Jarrod Washburn fights cramp, leads Mariners to 4-2 victory
After giving up two first-inning runs, Jarrod Washburn retired eight in a row at one point and had nine strikeouts as the crowd of 19,582 at Safeco Field saw him improve to 3-0 with a 1.71 earned-run average.
Seattle Times staff reporter
This was one gift Jarrod Washburn wasn't about to pass up, no matter how much his side was hurting.
Washburn has spent the past four years watching wins go by the wayside as teammates failed to come through at the plate. No American League pitcher has received worse run support since the start of the 2005 season and Washburn had seen his teams score two runs or fewer in 58 of his 120 outings over that time period.

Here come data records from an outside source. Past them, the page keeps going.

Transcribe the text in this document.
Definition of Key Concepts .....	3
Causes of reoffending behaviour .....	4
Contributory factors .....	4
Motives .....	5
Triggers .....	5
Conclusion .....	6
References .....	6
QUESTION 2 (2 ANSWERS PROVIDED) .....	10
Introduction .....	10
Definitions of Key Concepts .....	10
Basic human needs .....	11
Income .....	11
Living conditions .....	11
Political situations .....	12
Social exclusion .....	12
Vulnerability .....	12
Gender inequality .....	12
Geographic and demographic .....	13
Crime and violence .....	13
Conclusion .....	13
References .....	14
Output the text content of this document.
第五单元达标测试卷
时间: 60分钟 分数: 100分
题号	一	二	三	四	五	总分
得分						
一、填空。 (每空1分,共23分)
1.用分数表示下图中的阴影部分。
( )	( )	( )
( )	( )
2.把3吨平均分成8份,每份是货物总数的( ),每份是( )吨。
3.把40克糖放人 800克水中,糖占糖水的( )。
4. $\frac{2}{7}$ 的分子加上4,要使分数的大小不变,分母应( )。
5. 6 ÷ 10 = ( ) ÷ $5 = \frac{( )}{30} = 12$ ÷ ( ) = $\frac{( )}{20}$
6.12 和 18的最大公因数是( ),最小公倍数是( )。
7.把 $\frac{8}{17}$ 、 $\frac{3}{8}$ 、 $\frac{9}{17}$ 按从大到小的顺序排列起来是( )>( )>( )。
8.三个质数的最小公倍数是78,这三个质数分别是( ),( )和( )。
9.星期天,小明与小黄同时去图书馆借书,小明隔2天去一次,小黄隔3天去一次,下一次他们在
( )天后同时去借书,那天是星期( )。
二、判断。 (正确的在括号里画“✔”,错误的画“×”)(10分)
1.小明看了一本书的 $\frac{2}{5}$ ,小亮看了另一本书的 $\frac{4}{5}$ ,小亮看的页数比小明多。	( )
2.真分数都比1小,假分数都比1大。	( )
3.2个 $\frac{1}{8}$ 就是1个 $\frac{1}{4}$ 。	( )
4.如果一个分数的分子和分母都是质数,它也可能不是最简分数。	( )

So, after confused-looking Tampa Bay Rays center fielder Gabe Kapler spent Tuesday night's fourth inning gift-wrapping all the runs Seattle needed for an eventual 4-2 win, an ecstatic Washburn wasn't about to let a little cramp get in the way. The training staff was out on the mound in the fifth inning, but a cramping-up Washburn pushed them away and finished that frame.
Even then, with his regulation game in the books and qualifying for the victory, Washburn didn't stop. Instead, he went out and pitched two more scoreless innings and earned respect from the guys in his dugout.
"In the fifth inning, he was grabbing his side," Mariners first baseman Mike Sweeney said. "Many people would have gotten through the fifth, just shut it down and said 'Bullpen go get them!'
"But he went out there for two more innings and really showed the heart of a lion tonight. And that's what this team is about. Fighting for each other. Guys feed off that. When they see the starter going out there every fifth day, not just five and dive, and playing through injury, it means a lot."
After giving up two first-inning runs, Washburn retired eight in a row at one point and had nine strikeouts as the crowd of 19,582 at Safeco Field saw him improve to 3-0 with a 1.71 earned-run average. His 103-pitch outing had Rays manager Joe Maddon raving about how Washburn had "reinvented" himself with some devastating breaking balls — sliders mostly — that had opposing hitters flailing at air.
Sweeney drove in Seattle's first run in the bottom of the first and would later play a key role in the fourth-inning offensive surge that decided the game. After being hit by a pitch from Rays starter Andy Sonnanstine, Sweeney later went from first-to-third on a well-executed hit-and-run single to left field by Jose Lopez.
That left runners at the corners, none out, with Rob Johnson at the plate and center fielder Kapler positioned like a wandering second baseman. The Rays like to position all of their outfielders shallow, but Kapler was subbing for the injured B.J. Upton and is not quite his equivalent on the speed front.
No one was arguing that point when Johnson promptly lined a ball well over Kapler's head for a triple to bring two runs home and put the Mariners in front 3-2. Moments later, Yuniesky Betancourt skied a ball to the warning track in center that a sprinting Kapler was also unable to prevent from becoming a second triple in a row and another run.
Kapler saved himself from the shallow-playing Trifecta — and another run against — two batters later, when he made an all-out diving catch of an otherwise routine Endy Chavez fly ball. The outfielder said later that he hesitated on the Johnson triple and didn't get a good break.
Washburn improved to 12-3 lifetime against the Rays.
"I knew I had good stuff," he said. "Especially with three lefties in the [Rays] lineup, my slider was working real good tonight. And I was really hitting that spot down and away to them. So, they couldn't just sit on the slider."
Each new victory by Washburn, so hard for him to come by previously, is providing him some baseball moments he doubted he'd ever feel again in the Emerald City.
"It's been a while," he said. "I don't want to think about the past. I just want to worry about what we're doing here. We've got a great thing going."
And the more Washburn pitches like this, the longer that thing is likely to last.